Madame la sénatrice, vous avez appelé l'attention du garde des sceaux sur la surpopulation qui affecte l'ensemble des établissements pénitentiaires de notre pays.
Il convient tout d'abord de rappeler que, contrairement à ce que l'on entend souvent, le nombre de détenus en France est comparable, parfois même inférieur, à celui d'autres pays européens tels la Grande-Bretagne, l'Allemagne, l'Italie, l'Espagne ou le Portugal.
La réponse au surencombrement et à la vétusté des établissements pénitentiaires passe par la construction de prisons modernes respectant la dignité des personnes et garantissant leur sécurité.
C'est regrettable pour vous, madame, mais on se doit de constater que seuls les gouvernements appartenant à l'actuelle majorité ont eu le courage de conduire une politique ambitieuse en ce domaine : je rappelle les programmes Chalandon - 13 000 places en 1986-, Méhaignerie - 4 000 places en 1994- et Perben - 13 200 places actuellement. Cette absence de continuité dans l'effort explique la situation que vous dénoncez.

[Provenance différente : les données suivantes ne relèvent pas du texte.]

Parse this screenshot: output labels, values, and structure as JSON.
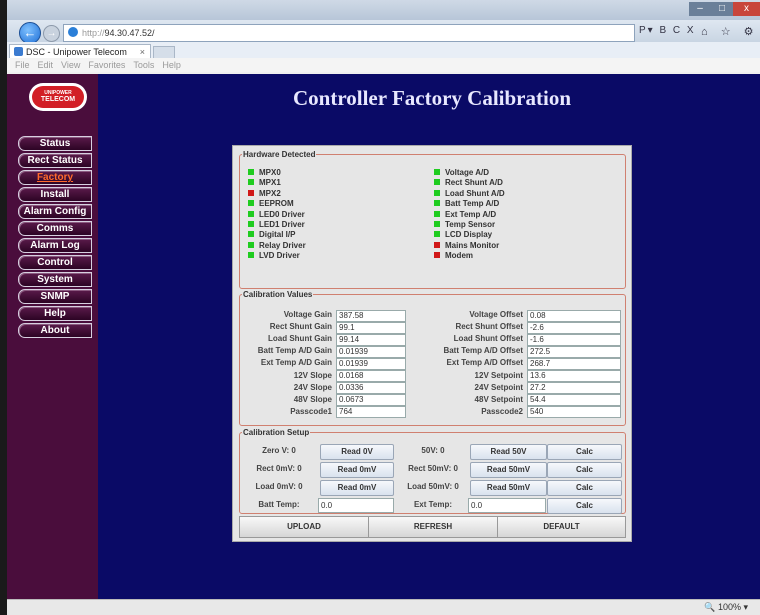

Certains prétendent que le numerus clausus - qui interdirait, en cas de dépassement de la capacité des établissements pénitentiaires, d'incarcérer un délinquant placé en détention en application d'une décision de justice -, constitue une solution alternative crédible.
Comme tous les prédécesseurs de Pascal Clément, y compris ceux qui n'appartenaient pas à l'actuelle majorité - je pense notamment à Robert Badinter et à Élisabeth Guigou, qui se sont publiquement exprimés sur cette question -, on ne peut que douter de la pertinence d'une telle proposition. On constate d'ailleurs que ceux qui réclament l'instauration du numerus clausus, sans expliquer vraiment à nos concitoyens comment il pourrait fonctionner concrètement, ne l'ont pas institué lorsqu'ils étaient au pouvoir : s'ils ne l'ont pas fait, c'est que, ainsi que l'a souligné Robert Badinter, il restreint la liberté d'appréciation des magistrats.
Enfin, quelle serait cette conception du principe d'égalité qui permettrait que l'on incarcère en Bretagne et qu'on libère en Alsace, en fonction des places de détention disponibles, des personnes condamnées pour des faits similaires à la même peine d'emprisonnement ?
Développer des peines alternatives à l'incarcération et accroître des aménagements de peine prononcés de façon individualisée par les magistrats est nettement préférable à l'application d'un principe dont le caractère systématique et brutal ne pourrait que heurter nos concitoyens et nourrir leur incompréhension de la justice.
Le garde des sceaux souhaite rappeler à cet égard que les aménagements de peine prononcés par les magistrats de l'application des peines ont sensiblement augmenté puisqu'ils approchent les 20 000 en 2005, alors qu'ils stagnaient autour de 15 000 depuis dix ans.